(Leica D-Lux 5)
It is not age alone which turns old memories about something much more endearing to a person, but the chemical action of friendship and of many kinds of tears and laughter carried with it. I stumbled upon this street-side barbershop around a corner in uphill Sheung Wan, an old area quieter than most parts of the urban area in Hong Kong. A few of such can be found tucked among the back lanes between Central and the districts to the west, and other old districts on the Kowloon peninsula as well. What is so striking about this one is that I have never come across any as sizable and well equipped. Equally striking are the two special reclining chairs which are not commonly seen in such street-side barbershops. As told during a visit to this, these chairs are worth thousands of Hong Kong dollars each. And they are not available just anywhere now.
These street-side barbershops sprang throughout the territories in last century until maybe the late 1980s to provide affordable hairdressing service to the locals. In the beginning, there were the itinerant barbers, gradually replaced by such street-side vendors which in turn were phased out with the advent of the fashionable, air-conditioned Shanghainese hairdressing saloons as shown in the above link and written previously here.

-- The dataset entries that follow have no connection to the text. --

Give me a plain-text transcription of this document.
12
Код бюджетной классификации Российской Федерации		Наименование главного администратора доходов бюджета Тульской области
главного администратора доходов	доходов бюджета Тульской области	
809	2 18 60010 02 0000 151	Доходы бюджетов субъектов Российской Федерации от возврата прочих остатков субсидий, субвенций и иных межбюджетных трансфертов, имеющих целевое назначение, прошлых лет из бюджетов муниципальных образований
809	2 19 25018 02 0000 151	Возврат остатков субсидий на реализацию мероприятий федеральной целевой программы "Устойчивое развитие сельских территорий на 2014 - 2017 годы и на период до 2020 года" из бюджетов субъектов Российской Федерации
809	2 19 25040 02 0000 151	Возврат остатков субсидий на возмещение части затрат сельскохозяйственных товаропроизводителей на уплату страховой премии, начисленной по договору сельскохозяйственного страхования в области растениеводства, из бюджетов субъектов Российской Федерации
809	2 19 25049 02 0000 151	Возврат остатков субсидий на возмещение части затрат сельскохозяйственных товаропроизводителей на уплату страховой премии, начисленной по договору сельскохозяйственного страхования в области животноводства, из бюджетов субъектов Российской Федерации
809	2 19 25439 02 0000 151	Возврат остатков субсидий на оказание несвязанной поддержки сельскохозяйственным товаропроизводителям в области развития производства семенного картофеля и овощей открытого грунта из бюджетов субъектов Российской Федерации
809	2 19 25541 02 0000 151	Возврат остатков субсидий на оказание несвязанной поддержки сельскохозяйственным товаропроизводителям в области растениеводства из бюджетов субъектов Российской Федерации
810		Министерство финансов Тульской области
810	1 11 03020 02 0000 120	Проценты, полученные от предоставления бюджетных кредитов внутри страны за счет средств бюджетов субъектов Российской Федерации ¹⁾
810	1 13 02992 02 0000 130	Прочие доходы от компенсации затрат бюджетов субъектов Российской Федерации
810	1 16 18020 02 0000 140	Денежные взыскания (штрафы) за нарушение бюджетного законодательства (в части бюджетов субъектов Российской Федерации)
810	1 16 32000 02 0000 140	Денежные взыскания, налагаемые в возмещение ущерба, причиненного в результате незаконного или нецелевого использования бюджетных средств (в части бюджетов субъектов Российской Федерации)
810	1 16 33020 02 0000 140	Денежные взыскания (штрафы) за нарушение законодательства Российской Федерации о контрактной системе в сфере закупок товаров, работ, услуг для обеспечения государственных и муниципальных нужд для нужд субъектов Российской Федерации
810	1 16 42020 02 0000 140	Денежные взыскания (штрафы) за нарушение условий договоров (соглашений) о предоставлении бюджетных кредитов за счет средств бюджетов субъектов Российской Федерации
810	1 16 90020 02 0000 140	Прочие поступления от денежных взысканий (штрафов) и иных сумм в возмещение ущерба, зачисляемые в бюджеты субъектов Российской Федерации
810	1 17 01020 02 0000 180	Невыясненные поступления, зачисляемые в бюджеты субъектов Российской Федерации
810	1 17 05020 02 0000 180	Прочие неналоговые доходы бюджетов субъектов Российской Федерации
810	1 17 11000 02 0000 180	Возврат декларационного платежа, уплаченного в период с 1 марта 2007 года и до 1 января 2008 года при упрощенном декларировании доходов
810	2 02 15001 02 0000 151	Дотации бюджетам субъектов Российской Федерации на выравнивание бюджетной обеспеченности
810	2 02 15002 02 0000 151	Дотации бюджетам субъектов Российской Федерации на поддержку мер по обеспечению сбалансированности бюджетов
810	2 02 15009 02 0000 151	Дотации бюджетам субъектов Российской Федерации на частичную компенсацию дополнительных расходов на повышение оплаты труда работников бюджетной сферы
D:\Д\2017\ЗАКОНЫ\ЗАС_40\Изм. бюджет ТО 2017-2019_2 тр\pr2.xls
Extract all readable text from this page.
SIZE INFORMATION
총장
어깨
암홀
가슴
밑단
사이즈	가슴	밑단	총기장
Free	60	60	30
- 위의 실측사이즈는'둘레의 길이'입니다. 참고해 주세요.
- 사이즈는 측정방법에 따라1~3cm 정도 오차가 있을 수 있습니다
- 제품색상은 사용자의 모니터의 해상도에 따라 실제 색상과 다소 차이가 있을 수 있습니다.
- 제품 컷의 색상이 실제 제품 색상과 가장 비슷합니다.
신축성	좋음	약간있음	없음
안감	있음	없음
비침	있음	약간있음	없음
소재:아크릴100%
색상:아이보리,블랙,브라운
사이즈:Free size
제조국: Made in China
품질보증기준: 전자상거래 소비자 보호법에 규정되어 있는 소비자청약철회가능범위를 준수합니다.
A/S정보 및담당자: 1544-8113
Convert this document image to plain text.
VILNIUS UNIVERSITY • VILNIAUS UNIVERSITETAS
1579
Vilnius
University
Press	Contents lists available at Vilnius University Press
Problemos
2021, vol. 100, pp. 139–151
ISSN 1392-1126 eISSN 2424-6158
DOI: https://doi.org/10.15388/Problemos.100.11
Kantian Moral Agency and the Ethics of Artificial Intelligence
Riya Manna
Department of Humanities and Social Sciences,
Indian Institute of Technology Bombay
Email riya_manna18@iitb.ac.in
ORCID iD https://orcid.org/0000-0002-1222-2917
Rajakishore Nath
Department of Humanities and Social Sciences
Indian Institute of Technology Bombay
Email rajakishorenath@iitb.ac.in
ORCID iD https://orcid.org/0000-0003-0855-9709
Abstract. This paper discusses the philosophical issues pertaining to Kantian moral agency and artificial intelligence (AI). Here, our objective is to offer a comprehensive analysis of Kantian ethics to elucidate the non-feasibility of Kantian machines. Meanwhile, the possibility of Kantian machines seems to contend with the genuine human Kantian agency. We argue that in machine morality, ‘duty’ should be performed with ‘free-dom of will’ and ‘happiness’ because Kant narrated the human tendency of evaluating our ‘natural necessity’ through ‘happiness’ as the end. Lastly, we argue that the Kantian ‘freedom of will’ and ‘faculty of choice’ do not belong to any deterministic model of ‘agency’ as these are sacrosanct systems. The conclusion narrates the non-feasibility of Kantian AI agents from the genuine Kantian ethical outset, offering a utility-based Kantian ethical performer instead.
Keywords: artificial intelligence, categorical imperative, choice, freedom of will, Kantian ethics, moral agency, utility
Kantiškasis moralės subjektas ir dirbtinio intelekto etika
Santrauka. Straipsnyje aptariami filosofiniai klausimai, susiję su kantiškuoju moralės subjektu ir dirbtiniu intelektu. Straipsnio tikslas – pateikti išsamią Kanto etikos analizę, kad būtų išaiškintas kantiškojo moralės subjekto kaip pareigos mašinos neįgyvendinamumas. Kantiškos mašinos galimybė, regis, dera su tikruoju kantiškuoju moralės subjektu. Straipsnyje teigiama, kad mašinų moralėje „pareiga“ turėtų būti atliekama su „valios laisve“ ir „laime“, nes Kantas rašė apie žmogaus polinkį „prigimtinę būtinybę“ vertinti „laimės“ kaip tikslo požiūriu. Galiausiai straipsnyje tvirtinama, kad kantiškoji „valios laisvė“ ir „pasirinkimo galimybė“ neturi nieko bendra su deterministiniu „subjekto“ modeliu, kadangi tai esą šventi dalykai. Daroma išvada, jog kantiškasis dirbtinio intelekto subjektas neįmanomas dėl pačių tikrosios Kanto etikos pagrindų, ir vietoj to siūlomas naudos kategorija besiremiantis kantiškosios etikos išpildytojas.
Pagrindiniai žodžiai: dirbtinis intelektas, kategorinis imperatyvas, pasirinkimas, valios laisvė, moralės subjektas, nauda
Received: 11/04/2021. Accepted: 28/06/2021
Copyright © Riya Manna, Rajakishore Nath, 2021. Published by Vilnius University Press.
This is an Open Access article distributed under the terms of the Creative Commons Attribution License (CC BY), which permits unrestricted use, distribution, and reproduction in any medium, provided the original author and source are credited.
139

At the very mention of a street-side barbershop, a prominent feature of it immediately jumps to mind. It is that in the old days, they were the citadels for children after school for the sake of the many boxes of comic books. There were usually lots of them, new and back issues, provided for free by the barbers. To those who were one of these young patrons and readers, a barbershop cum makeshift library may be a more apt description of the business. At times, children laughed together at the jokes in the comic books. At other times, reading comics about a gangsters' story would be followed by a pretended combat which could erupt into a real fighting and tearful parting in the end.